I don’t disagree with anything you are saying: There is nothing in the propensity score estimation method itself that makes the results less prone to bias, compared to other methods
I should have been more specific, my point was rather that the specific implementation of propensity score matching which Rubin recommends in the paper I linked to, allows the investigator to blind themselves to the outcome while assessing whether they have been able to create balanced groups. It is possible that you can do something similar with other estimation methods, but I haven’t heard anyone talk much about it, and it is not immediately obvious to me how you would go about it
Thanks for the quick clarification! I guess I am not following you. If you want to blind yourself, you can just do it—you don’t need to modify the estimator in any way, just write the computer program implementing your estimator in such a way that you don’t see the answer. This issue seems to be completely orthogonal to both causal inference and estimation. (???)

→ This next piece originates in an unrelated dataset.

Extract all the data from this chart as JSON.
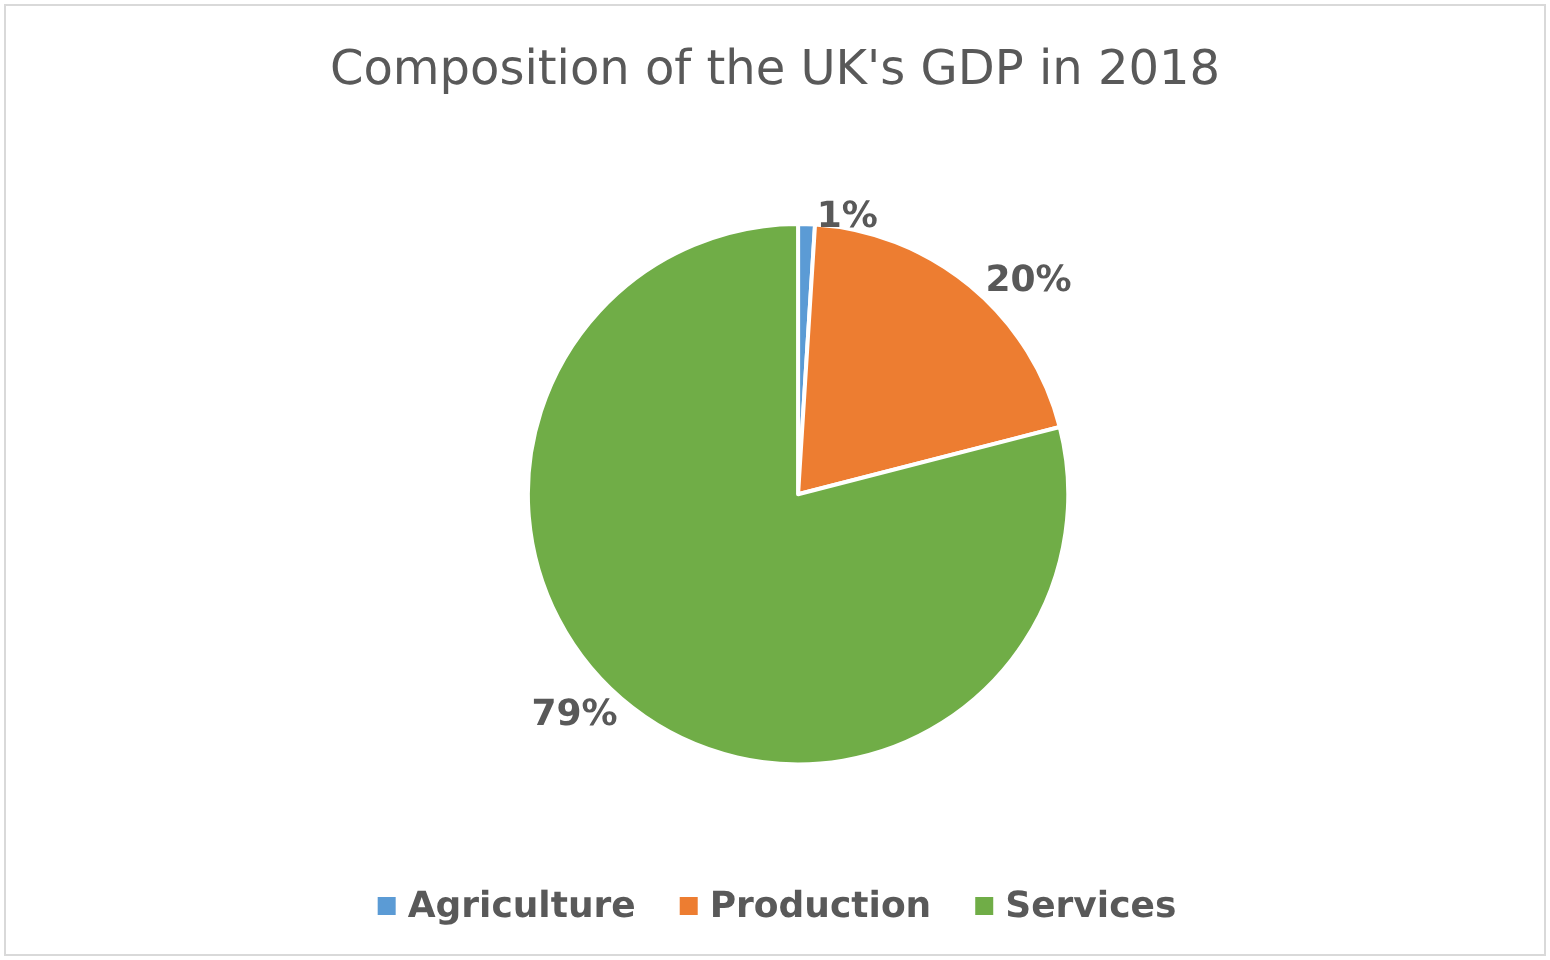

If you use the propensity score matching method, you begin by estimating the propensity score, then you match on the propensity score to create exposed and unexposed groups within levels of the propensity score. After you create those groups, there is a step where you can look at the matched groups without the outcome data, and assess whether you have achieved balance on the baseline covariates. If I understand Rubin’s students correctly, they see this as a major advantage of the estimation method.
You can obviously blind yourself to the outcome using any estimation method, but I am not sure if there is a step in the process where you look at the data without the outcome to evaluate how confident you are in your work.
In order for the estimand of the propensity score method to be unbiased, the following is sufficient:
(a) SUTVA (this is untestable)
(b) Conditional ignorability (this is testable in principle, but only if we randomize the exposure A)
(c) The treatment assignment probability model (that is the model for p(A | C), where A is exposure and C is baseline covariates) must be correct.
It may be that the “balance property” tests a part of (b), but surely not all of it! That is, the arms might look balanced, but conditional ignorability might still not hold. We cannot test all the assumptions we need to draw causal conclusions from observational data using only observational data. Causal assumptions have to enter in somewhere!
I think I might be confused about why checking for balance without working out the effect is an advantage—but I will think about it, because I am not an expert on propensity score methods, so there is probably something I am missing.
I don’t disagree with anything you are saying: There is nothing in the propensity score estimation method itself that makes the results less prone to bias, compared to other methods
I should have been more specific, my point was rather that the specific implementation of propensity score matching which Rubin recommends in the paper I linked to, allows the investigator to blind themselves to the outcome while assessing whether they have been able to create balanced groups. It is possible that you can do something similar with other estimation methods, but I haven’t heard anyone talk much about it, and it is not immediately obvious to me how you would go about it
Thanks for the quick clarification! I guess I am not following you. If you want to blind yourself, you can just do it—you don’t need to modify the estimator in any way, just write the computer program implementing your estimator in such a way that you don’t see the answer. This issue seems to be completely orthogonal to both causal inference and estimation. (???)
Am I missing something?
If you use the propensity score matching method, you begin by estimating the propensity score, then you match on the propensity score to create exposed and unexposed groups within levels of the propensity score. After you create those groups, there is a step where you can look at the matched groups without the outcome data, and assess whether you have achieved balance on the baseline covariates. If I understand Rubin’s students correctly, they see this as a major advantage of the estimation method.
You can obviously blind yourself to the outcome using any estimation method, but I am not sure if there is a step in the process where you look at the data without the outcome to evaluate how confident you are in your work.
In order for the estimand of the propensity score method to be unbiased, the following is sufficient:
(a) SUTVA (this is untestable)
(b) Conditional ignorability (this is testable in principle, but only if we randomize the exposure A)
(c) The treatment assignment probability model (that is the model for p(A | C), where A is exposure and C is baseline covariates) must be correct.
It may be that the “balance property” tests a part of (b), but surely not all of it! That is, the arms might look balanced, but conditional ignorability might still not hold. We cannot test all the assumptions we need to draw causal conclusions from observational data using only observational data. Causal assumptions have to enter in somewhere!
I think I might be confused about why checking for balance without working out the effect is an advantage—but I will think about it, because I am not an expert on propensity score methods, so there is probably something I am missing.